Sobre certas solidões


Há corações que Deus não poderia contemplar sem perder sua inocência. A tristeza aquém da criação: se o Criador houvesse penetrado antes no mundo teria comprometido seu equilíbrio. Quem crê que ainda pode morrer não conheceu certas solidões, nem o inevitável da imortalidade percebida em certas angústias ...A sorte dos modernos é haver localizado o inferno em nós: se tivéssemos conservado sua figura antiga, o medo, sustentado por dois mil anos de ameaças, nos teria petrificado. Não há pavores que não estejam transpostos para o subjetivo: a psicologia é nossa salvação, nosso subterfúgio. Antigamente, pensou-se que este mundo havia surgido de um bocejo do diabo: hoje, só é erro dos sentidos, preconceito do espírito, vício do sentimento.
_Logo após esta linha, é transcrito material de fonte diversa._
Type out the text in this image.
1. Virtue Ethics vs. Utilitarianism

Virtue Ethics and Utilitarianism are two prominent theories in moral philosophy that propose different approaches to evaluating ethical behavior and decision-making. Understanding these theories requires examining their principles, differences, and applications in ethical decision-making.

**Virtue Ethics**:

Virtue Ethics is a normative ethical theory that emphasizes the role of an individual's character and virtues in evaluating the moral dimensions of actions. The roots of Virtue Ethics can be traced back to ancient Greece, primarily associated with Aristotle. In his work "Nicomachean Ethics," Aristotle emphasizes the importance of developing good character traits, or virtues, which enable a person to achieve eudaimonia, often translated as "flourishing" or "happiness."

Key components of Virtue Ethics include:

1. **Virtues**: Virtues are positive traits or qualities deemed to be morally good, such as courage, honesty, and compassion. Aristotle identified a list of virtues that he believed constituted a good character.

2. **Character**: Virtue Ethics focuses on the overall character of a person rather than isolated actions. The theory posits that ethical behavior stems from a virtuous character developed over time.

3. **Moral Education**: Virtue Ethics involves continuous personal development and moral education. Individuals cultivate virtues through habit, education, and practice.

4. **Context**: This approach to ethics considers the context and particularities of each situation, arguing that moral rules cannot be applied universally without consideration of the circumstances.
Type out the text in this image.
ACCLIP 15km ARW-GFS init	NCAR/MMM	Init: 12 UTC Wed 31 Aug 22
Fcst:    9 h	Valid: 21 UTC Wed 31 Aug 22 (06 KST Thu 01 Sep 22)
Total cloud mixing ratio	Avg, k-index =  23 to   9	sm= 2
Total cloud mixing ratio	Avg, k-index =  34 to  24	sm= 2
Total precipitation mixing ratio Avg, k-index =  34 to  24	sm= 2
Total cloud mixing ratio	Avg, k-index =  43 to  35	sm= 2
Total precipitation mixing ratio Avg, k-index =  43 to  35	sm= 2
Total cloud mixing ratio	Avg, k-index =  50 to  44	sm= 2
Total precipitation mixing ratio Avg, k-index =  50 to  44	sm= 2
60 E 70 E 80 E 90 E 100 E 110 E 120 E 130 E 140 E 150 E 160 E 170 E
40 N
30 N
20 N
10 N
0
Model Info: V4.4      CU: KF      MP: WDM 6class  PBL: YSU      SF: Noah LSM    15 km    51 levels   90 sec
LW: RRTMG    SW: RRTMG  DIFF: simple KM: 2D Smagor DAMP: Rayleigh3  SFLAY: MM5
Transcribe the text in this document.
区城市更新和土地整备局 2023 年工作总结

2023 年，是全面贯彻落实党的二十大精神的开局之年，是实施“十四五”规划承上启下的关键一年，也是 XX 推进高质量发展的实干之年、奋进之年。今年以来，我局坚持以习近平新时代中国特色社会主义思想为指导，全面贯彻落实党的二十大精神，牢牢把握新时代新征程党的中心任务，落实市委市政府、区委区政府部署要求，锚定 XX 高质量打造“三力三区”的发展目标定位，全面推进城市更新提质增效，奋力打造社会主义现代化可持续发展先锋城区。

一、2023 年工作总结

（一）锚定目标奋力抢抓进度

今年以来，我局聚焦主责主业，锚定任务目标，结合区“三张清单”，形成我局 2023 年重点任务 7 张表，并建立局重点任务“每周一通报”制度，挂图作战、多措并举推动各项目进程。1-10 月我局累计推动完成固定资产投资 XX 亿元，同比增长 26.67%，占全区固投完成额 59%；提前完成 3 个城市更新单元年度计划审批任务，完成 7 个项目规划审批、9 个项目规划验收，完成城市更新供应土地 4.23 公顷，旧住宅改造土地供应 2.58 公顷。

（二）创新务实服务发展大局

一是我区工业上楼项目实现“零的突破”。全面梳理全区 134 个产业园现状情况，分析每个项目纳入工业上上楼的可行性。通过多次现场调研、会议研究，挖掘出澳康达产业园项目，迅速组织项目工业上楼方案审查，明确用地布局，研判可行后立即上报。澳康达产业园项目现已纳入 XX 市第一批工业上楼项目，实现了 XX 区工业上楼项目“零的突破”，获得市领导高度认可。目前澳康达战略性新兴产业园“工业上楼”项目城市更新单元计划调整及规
Sabemos a que nos ater ante a visão do Juízo Final de Santa Hildegarda ou ante a do inferno de Santa Teresa: o sublime - seja o do horror ou o do da elevação - está classificado em qualquer tratado de doenças mentais. E embora nossos males nos sejam conhecidos, nem por isso estamos livres de visões, mas já cremos nelas. Versados na química dos mistérios, explicamos tudo até nossas lágrimas. Algo permanece, porém, inexplicável: se a alma é tão pouca coisa, de onde vem nosso sentimento de solidão? Que espaço ocupa? E como substitui, subitamente, a imensa realidade desvanecida?
Cioran
picture by Aldemir Martins

Nenhum comentário:

LinkWithin

Related Posts Plugin for WordPress, Blogger...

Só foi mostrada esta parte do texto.